Hegel treats, in a general manner, each of these points, which will appear anew, under a more special form, in the study of poetry, and particularly of epic and dramatic poetry.
1. The state of society most favorable to the ideal is that which allows the characters to act with most freedom, to reveal a lofty and powerful personality. This cannot be a social order, where all is fixed and regulated by laws and a constitution. Nor can it be the savage state, where all is subject to caprice and violence, and where man is dependent upon a thousand external causes, which render his existence precarious. Now the state intermediate between the barbarous state and an advanced civilization, is the heroic age, that in which the epic poets locate their action, and from which the tragic poets themselves have often borrowed their subjects and their personages.

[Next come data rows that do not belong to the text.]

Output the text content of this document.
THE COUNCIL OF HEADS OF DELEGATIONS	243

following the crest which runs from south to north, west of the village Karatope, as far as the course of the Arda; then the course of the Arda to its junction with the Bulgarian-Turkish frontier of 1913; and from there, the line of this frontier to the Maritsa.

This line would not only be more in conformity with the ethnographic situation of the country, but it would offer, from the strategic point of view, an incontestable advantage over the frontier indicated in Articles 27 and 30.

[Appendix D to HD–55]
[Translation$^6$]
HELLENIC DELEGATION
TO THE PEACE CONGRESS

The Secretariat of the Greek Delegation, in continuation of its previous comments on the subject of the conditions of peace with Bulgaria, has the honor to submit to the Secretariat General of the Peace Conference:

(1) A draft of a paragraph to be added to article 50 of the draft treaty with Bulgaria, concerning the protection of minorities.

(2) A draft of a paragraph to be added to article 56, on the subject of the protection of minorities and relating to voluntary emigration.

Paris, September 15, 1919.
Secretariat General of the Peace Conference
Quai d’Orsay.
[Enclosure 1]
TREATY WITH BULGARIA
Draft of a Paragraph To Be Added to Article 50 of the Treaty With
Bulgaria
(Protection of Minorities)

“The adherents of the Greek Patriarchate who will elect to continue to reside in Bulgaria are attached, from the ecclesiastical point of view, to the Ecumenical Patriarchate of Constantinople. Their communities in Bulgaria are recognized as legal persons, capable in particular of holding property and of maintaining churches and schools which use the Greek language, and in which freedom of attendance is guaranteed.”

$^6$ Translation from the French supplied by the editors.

That which characterizes heroes in this epoch is, above all, the independence which is manifested in their characters and acts. On the other hand, the hero is all of a piece; he assumes not only the responsibility of his acts and their consequences, but the results of actions he has not perpetrated, of the faults or crimes of his race; he bears in his person an entire race.

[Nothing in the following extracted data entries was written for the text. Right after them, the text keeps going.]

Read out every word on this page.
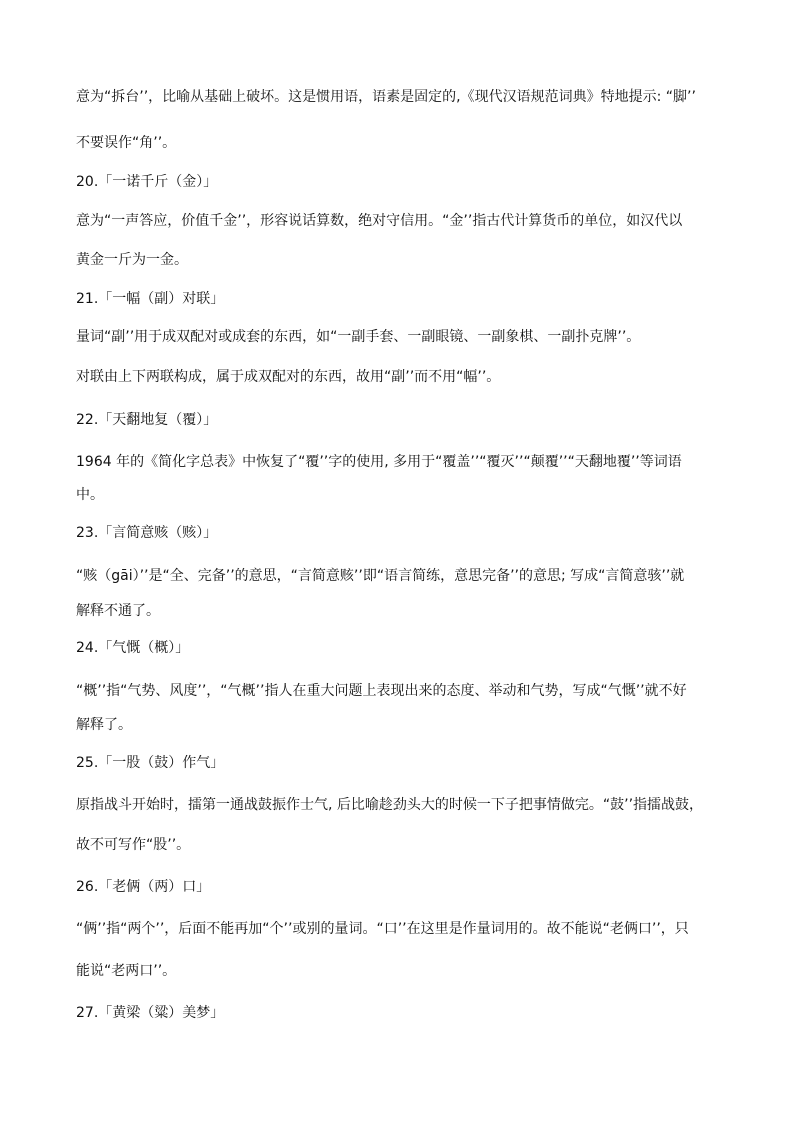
意为“拆台’’，比喻从基础上破坏。这是惯用语，语素是固定的,《现代汉语规范词典》特地提示: “脚’’
不要误作“角’’。
20.「一诺千斤（金）」
意为“一声答应，价值千金’’，形容说话算数，绝对守信用。“金’’指古代计算货币的单位，如汉代以
黄金一斤为一金。
21.「一幅（副）对联」
量词“副’’用于成双配对或成套的东西，如“一副手套、一副眼镜、一副象棋、一副扑克牌’’。
对联由上下两联构成，属于成双配对的东西，故用“副’’而不用“幅’’。
22.「天翻地复（覆）」
1964 年的《简化字总表》中恢复了“覆’’字的使用, 多用于“覆盖’’“覆灭’’“颠覆’’“天翻地覆’’等词语
中。
23.「言简意赅（赅）」
“赅（gāi）’’是“全、完备’’的意思，“言简意赅’’即“语言简练，意思完备’’的意思; 写成“言简意骇’’就
解释不通了。
24.「气慨（概）」
“概’’指“气势、风度’’，“气概’’指人在重大问题上表现出来的态度、举动和气势，写成“气慨’’就不好
解释了。
25.「一股（鼓）作气」
原指战斗开始时，擂第一通战鼓振作士气, 后比喻趁劲头大的时候一下子把事情做完。“鼓’’指擂战鼓，
故不可写作“股’’。
26.「老俩（两）口」
“俩’’指“两个’’，后面不能再加“个’’或别的量词。“口’’在这里是作量词用的。故不能说“老俩口’’，只
能说“老两口’’。
27.「黄梁（粱）美梦」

Another reason why the ideal existences of art belong to the mythologic ages, and to remote epochs of history, is that the artist or the poet, in representing or recounting events, has a freer scope in his ideal creations. Art, also, for the same reason, has a predilection for the higher conditions of society, those of princes particularly, because of the perfect independence of will and action which characterizes them. In this respect, our actual society, with its civil and political organization, its manners, administration, police, etc., is prosaic. The sphere of activity of the individual is too restricted; he encounters everywhere limits and shackles to his will. Our monarchs themselves are subject to these conditions; their power is limited by institutions, laws and customs. War, peace, and treaties are determined by political relations independent of their will.
The greatest poets have not been able to escape these conditions; and when they have desired to represent personages nearer to us, as Charles Moor, or Wallenstein, they have been obliged to place them in revolt against society or against their sovereign. Moreover, these heroes rush on to an inevitable ruin, or they fall into the ridiculous situation, of which the Don Quixote of Cervantes gives us the most striking example.
2. To represent the ideal in personages or in an action, there is necessary not only a favorable world from which the subject is to be borrowed, but a situation. This situation can be either indeterminate, like that of many of the immobile personages of antique or religious sculpture, or determinate, but yet of little earnestness. Such are also the greater number of the situations of the personages of antique sculpture. Finally, it may be earnest, and furnish material for a veritable action. It supposes, then, an opposition, an action and a reaction, a conflict, a collision. The beauty of the ideal consists in absolute serenity and perfection. Now, collision destroys this harmony. The problem of art consists, then, in so managing that the harmony reappears in the denouement. Poetry alone is capable of developing this opposition upon which the interest, particularly, of tragic art turns.
Without examining here the nature of the different collisions, the study of which belongs to the theory of dramatic art, we must already have remarked that the collisions of the highest order are those in which the conflict takes place between moral forces, as in the ancient tragedies. This is the subject of true classic tragedy, moral as well as religious, as will be seen from what follows.
Thus the ideal, in this superior degree, is the manifestation of moral powers and of the ideas of spirit, of the grand movements of the soul, and of the characters which appear and are revealed in the development of the representation.
3. In action, properly so-called, three things are to be considered which constitute its ideal object: 1. The general interests, the ideas, the universal principles, whose opposition forms the very foundation of the action; 2. The personages; 3. Their character and their passions, or the motives which impel them to act.
In the first place, the eternal principles of religion, of morality, of the family, of the state—the grand sentiments of the soul, love, honor, etc.—these constitute the basis, the true interest of the action. These are the grand and true motives of art, the eternal theme of exalted poetry.